« L’Amérique latine est un creuset de création en mutation permanente, vivante, une pouponnière étoilée de pensée méridionale, de pensée du sud, de pensée complexe ».
Edgar Morin
Par Nelson Vallejo-Gómez
Une version abrégée de ce texte fut rédigée à la demande de Marc Foucault et publiée dans la REVUE FORUM n°51, Paris, octobre 2013
Les pays d’Amérique-Latine vivent, chacun à leur façon, les tragédies
et les richesses de la globalisation et la prise de conscience de la
pensée du Sud, de la pensé méridionale, de la pensée globale, de la
pensée complexe, bref de la complexité. La richesse de la complexité,
c’est l’union de la diversité et de l’unité, les beautés créatrices des
rencontres et des métissages dans tous les domaines. La tragédie de la
complexité, c’est l’ampleur des antagonismes qui risquent d’être
destructeurs.
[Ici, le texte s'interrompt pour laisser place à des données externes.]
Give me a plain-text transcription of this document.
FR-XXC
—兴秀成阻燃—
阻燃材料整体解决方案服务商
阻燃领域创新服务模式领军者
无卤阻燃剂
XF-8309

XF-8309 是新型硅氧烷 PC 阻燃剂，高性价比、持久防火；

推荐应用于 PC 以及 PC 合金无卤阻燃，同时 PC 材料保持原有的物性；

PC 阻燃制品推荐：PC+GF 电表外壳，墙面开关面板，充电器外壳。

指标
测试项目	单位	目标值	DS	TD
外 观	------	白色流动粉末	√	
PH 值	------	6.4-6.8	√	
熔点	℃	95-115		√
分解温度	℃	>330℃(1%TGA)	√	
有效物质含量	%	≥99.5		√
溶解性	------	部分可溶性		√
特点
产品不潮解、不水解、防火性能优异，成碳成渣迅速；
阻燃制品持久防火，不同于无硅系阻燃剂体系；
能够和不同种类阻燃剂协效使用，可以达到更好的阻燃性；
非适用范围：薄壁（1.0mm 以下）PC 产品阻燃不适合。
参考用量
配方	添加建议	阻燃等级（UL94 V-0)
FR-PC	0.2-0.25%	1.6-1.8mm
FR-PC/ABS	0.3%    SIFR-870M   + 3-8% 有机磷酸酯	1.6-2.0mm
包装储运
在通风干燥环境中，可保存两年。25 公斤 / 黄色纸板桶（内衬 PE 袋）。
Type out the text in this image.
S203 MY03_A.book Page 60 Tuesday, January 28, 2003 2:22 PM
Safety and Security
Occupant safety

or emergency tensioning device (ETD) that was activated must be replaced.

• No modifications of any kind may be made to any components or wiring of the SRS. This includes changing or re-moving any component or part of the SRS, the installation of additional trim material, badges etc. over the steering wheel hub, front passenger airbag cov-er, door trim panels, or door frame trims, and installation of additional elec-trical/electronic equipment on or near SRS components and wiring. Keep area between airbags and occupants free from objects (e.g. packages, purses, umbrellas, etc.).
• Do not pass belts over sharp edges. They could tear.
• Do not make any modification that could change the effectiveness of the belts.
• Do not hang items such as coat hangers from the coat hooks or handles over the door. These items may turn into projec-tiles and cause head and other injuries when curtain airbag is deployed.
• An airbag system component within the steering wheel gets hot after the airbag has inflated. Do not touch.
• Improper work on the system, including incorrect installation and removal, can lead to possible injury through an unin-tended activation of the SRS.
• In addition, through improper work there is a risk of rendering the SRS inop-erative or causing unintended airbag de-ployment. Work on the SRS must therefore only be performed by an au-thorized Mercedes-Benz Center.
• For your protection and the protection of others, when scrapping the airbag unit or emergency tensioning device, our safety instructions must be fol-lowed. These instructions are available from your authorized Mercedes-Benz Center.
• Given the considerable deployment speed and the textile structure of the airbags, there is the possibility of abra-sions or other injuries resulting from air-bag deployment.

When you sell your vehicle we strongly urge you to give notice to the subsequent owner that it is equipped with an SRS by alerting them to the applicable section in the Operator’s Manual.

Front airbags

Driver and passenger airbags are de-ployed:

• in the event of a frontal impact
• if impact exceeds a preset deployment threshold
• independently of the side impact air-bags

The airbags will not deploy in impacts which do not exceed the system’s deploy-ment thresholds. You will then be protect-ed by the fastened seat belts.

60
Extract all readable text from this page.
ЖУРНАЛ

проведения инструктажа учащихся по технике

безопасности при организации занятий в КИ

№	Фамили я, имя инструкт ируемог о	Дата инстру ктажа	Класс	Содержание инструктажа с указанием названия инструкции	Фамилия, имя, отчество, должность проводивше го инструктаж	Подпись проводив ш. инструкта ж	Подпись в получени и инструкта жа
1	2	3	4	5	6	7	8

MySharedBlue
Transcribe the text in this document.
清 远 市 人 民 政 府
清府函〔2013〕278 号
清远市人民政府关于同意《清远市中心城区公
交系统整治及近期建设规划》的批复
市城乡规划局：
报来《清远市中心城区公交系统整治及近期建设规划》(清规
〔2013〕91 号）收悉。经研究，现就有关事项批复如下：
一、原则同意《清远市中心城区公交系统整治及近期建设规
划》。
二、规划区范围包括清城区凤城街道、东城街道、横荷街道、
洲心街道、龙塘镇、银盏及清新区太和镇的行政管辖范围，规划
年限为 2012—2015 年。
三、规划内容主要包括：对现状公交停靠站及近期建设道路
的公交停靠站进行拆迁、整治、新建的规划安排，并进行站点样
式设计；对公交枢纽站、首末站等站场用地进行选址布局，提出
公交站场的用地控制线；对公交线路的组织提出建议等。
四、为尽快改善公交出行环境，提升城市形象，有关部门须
Et pourtant encore, la démocratie est un régime complexe
qui se nourrit d’antagonismes d’idées, d’intérêts, mais qui est capable
de régler pacifiquement les nécessaires conflits propres à la lutte pour
la survie et les intérêts divers, à travers les débats, les
controverses, la créativité de l’intérêt collectif et des biens publics
communs. Le géni démocratique du vingtième siècle sera métisse ou il ne
sera pas.
En Amérique-Latine, le grand défi actuel est que les antagonismes,
qui la déchirent, puissent devenir productifs (les vieux conflits issus
de la colonisation entre la Colombie et le Venezuela, le Pérou, la
Bolivie et le Chili, par exemple). Aussi, les grands antagonismes
planétaires entre Nord et Sud, Est et Ouest, riches et pauvres,
hyper-développement et sous-développement sont-ils présents et actifs en
Amérique-Latine, et de manière plus violente qu’ailleurs. Certains pays
mêmes, comme la Colombie, vivent à la température de leur propre
destruction. Mais nous savons que les forces de vie et de création
peuvent utiliser les processus de destruction pour alimenter les
processus de régénération.
Il y a fort à parier qu’une nouvelle conscience latino-américaine émergera de cette situation unique, qu’elle puisera dans l’expérience du Sud, la technique du Nord, l’apport des cultures européennes et celui des sagesses asiatiques, la complexité latino-américaine elle-même, les ressources d’un nouvel élan créateur, un message de renaissance culturelle et intellectuelle qu’elle pourrait apporter au Monde, comme l’ont fait au quinzième et seizième siècles les cités de Toscane, qui ont produit la Renaissance européenne.